丸山 陽市1、山下 利佳1、吉松 昌子2 (1. 長崎大学病院 医療情報部, 2. 長崎大学病院 周術期口腔管理センター)

Dental information, Deep learning, Personal identification, Grad-CAM, Dental chart

【目的】大規模災害時の身元不明者に対する個人識別に関して、口腔内情報の医療クラウドやデータベース化へ関心が高まっている。2015年より本院DWHでは1歯単位での口腔内情報を蓄積し、第36回本大会で、個人識別には処置履歴と初診時の歯式情報が重要であると報告した。初診時の口腔内診査に対して効率的な入力機能の実現が必要なため、第38回本大会において、Single Shot Multibox Detector(SSD)による口腔内画像上の歯種と状態に対する自動認識は、歯式情報認識に有効な手段であると報告した。このようなdeep learningによる画像認識ではクラス分類に対する判断根拠を明確にすることが求められている。本研究では、画像認識による歯種分類の判断根拠を可視化したので報告する。

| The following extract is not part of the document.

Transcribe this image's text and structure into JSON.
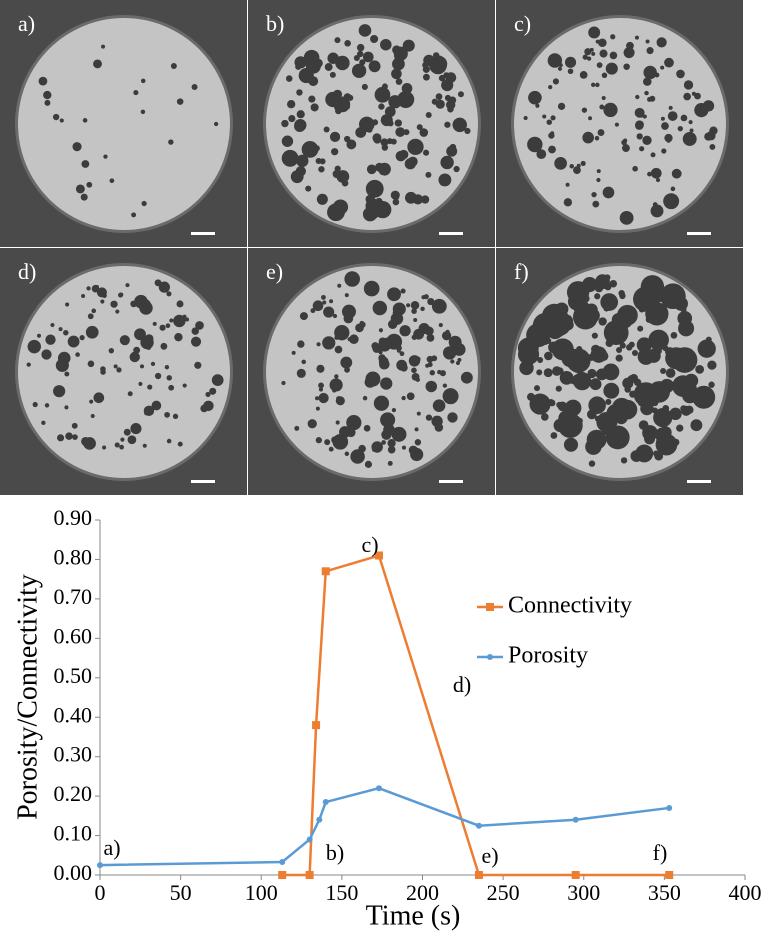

【対象および方法】歯の認識対象は上顎永久歯歯列咬合面画像に残存する健全歯や金属修復物がない非金属歯とした。歯式情報認識はSSD512モデル(512x512)で行った。ニュラルネットワークーライブラリはkeras(ver. 2.4)を使用し、バックエンドのフレームワークはTensorFlow(ver. 1.12)を利用した。認識領域の可視化はGradient-weighted Class Activation Mapping(Grad-CAM)で行った。

【結果および考察】Grad-CAMのヒートマップにおいて、前歯部は唇面か舌面、犬歯は尖頂から遠心辺縁、舌面、小臼歯では頬側咬頭から咬合面、大臼歯部では咬合面に強い勾配が認められた。ヒトの歯では解剖学的に切縁や咬頭の形態、咬合面の裂溝パターンで前歯、大臼歯等の歯種と上下顎、左右側の部位鑑別を行う。歯式情報認識のSSD512モデルでも解剖学的な特徴を捉えていると思われる。

【結論】歯式情報認識における歯種分類の関心領域は解剖学的な特徴領域と類似している。